The document points to nations such as China and Russia that are, for the first time in 25 years, forcing the United States to face a return to great power competition. China and Russia are focused on exploiting vulnerabilities in information systems as well as continuing to develop information-enabled weapons in the kinetic and non-kinetic realm, the document states. “Both China and Russia are also engaging in coercion and competition below the traditional thresholds of high-end conflict, but nonetheless exploit the weakness of accepted norms in space, cyber and the electromagnetic spectrum,” the strategy says. 

Russia, for example, has effectively employed what NATO called “hybrid warfare” in Ukraine, combining physical operations with cyber operations and an information-warfare campaign intended to sow economic and political uncertainty via a false narrative. As NATO commanders pointed out when discussing Russia’s tactics last year, propaganda as a tool of war is nothing new, but they said Russia was employing it to an unprecedented degree.

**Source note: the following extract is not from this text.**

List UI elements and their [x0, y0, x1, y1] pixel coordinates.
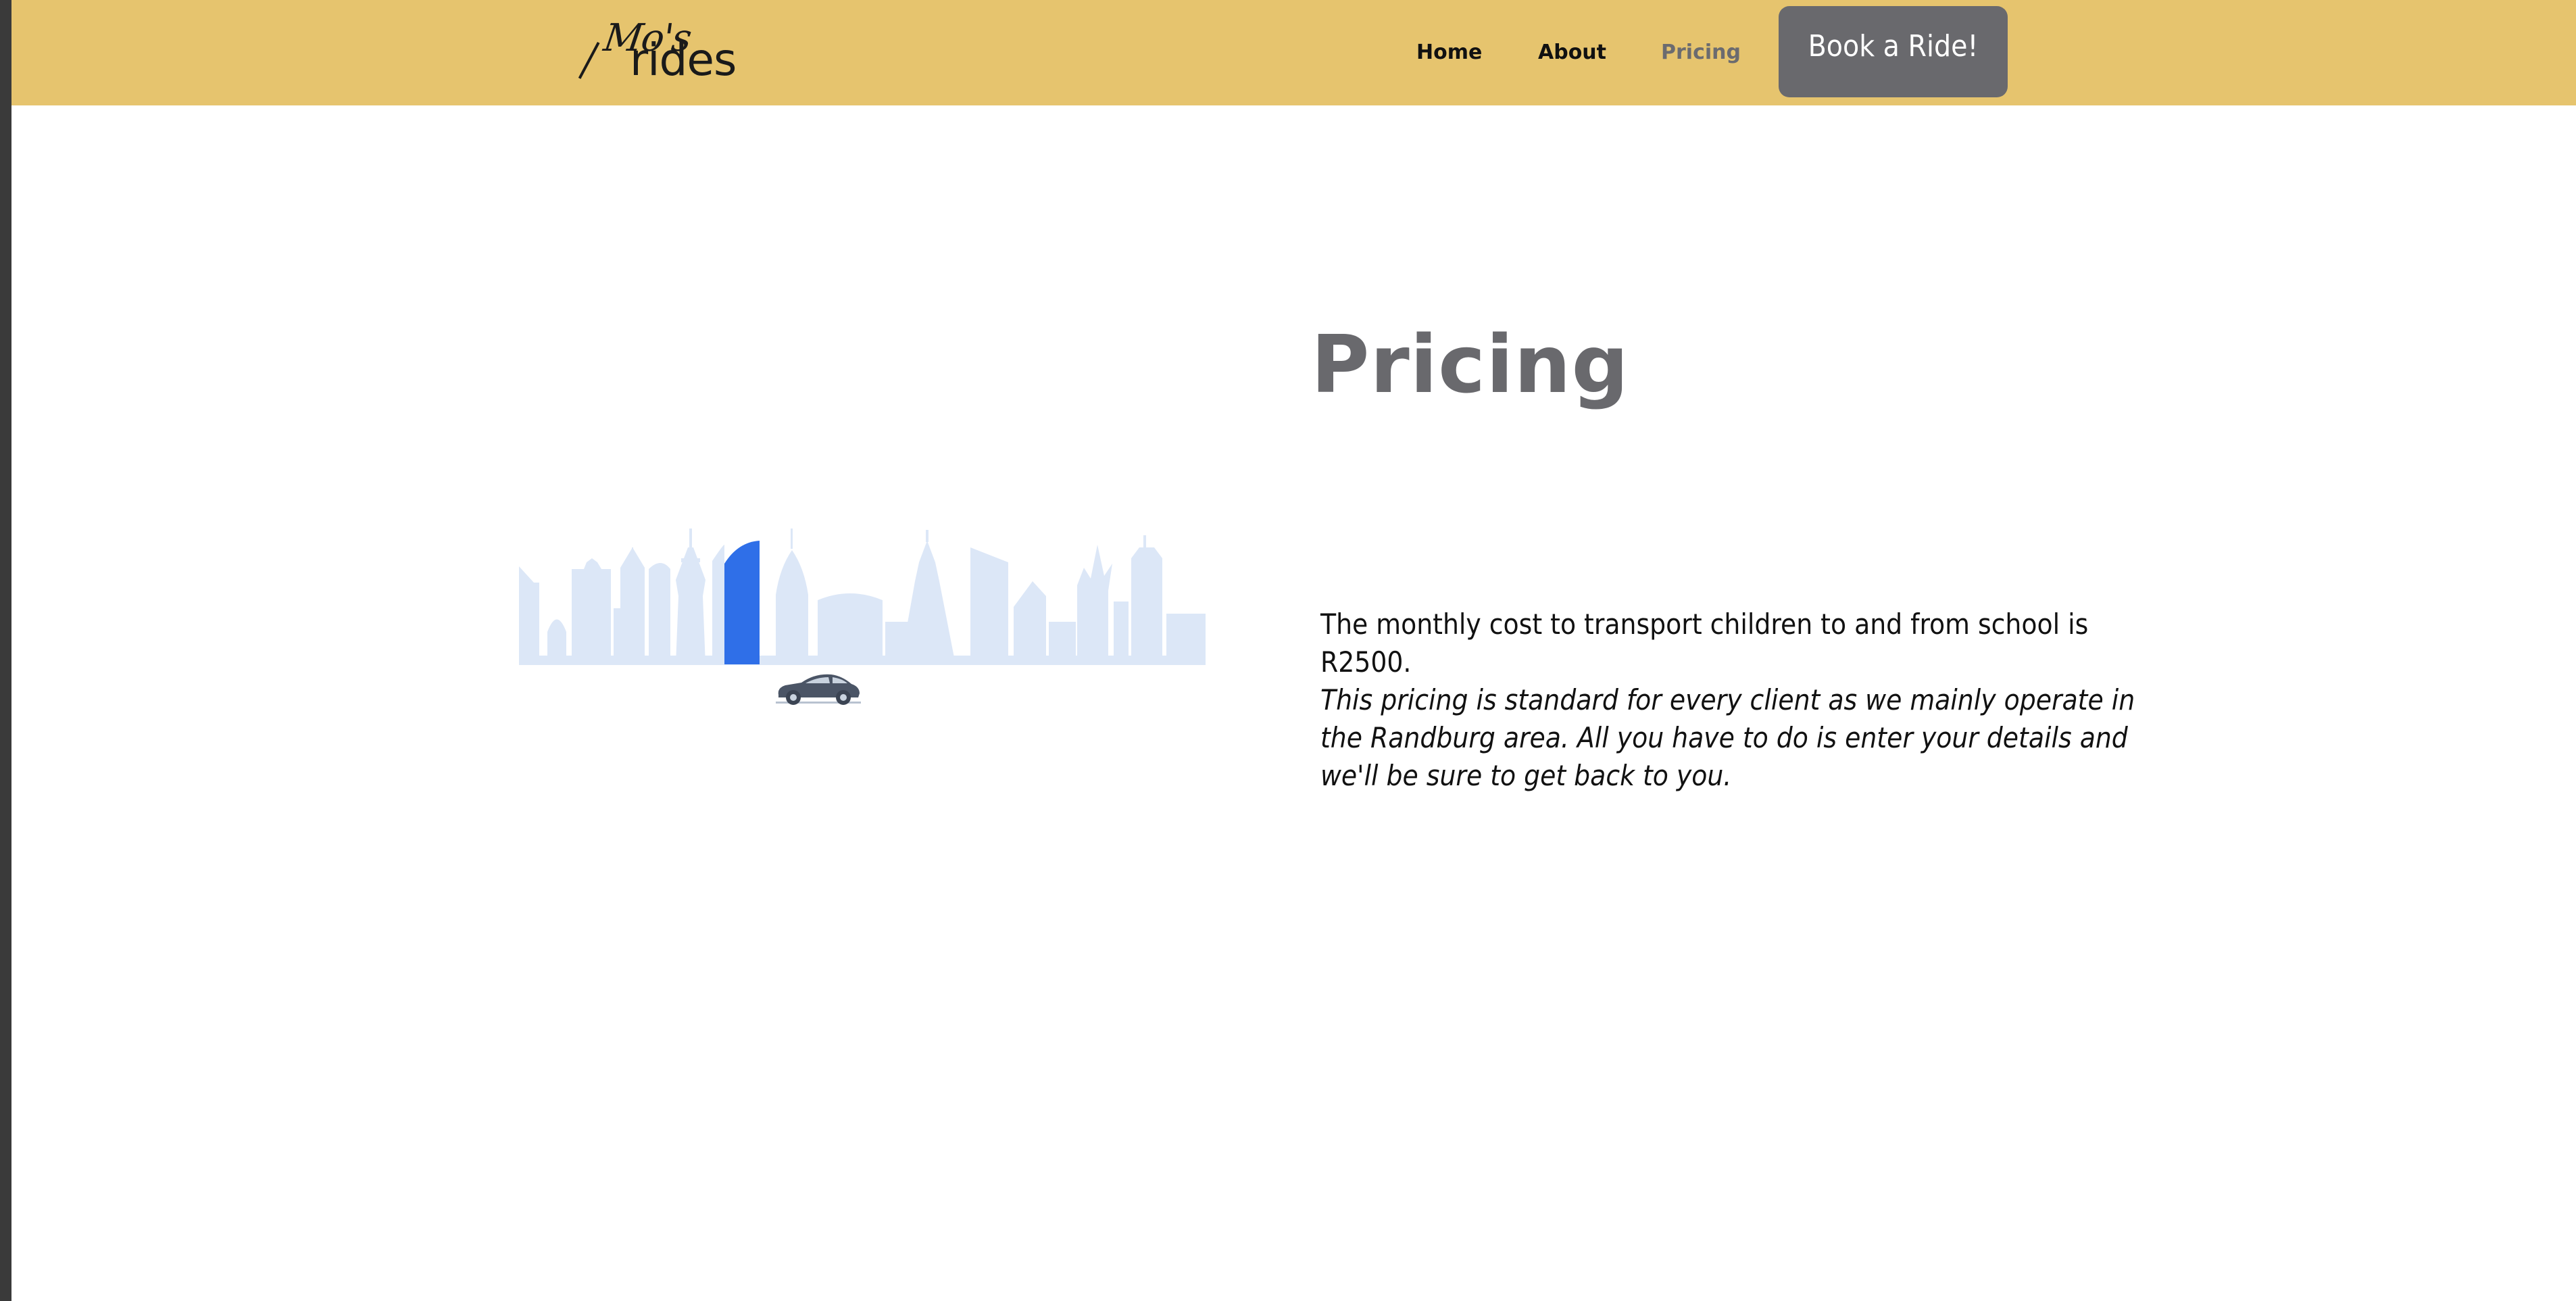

Information warfare also was addressed last June in a document from the Office of the Director of National Intelligence,  which dubbed the practice “netwar,” to distinguish it from cyber war, and said its growing importance was largely going unnoticed.

And Russia and China are not alone in seeking to make use of these tactics in the information age, the Navy’s strategy said. They “are not the only actors seeking to gain advantages in the emerging security environment in ways that threaten U.S. and global interests,” the document states, mentioning North Korea and Iran. “Others are now pursuing advanced technology, including military technologies that were once the exclusive province of great powers – this trend will only continue.”

Additionally, among one of its tactical goals listed under a plan called four “Lines of Effort” that focus on warfighting, learning faster, strengthening the Navy’s team and building partnerships as a means of defining how the force will start to move forward, the Navy will seek to advance and ingrain information warfare. The force seeks to expand the Electromagnetic Maneuver Warfare concept in order to encompass all aspects of information warfare such as space and cyberspace.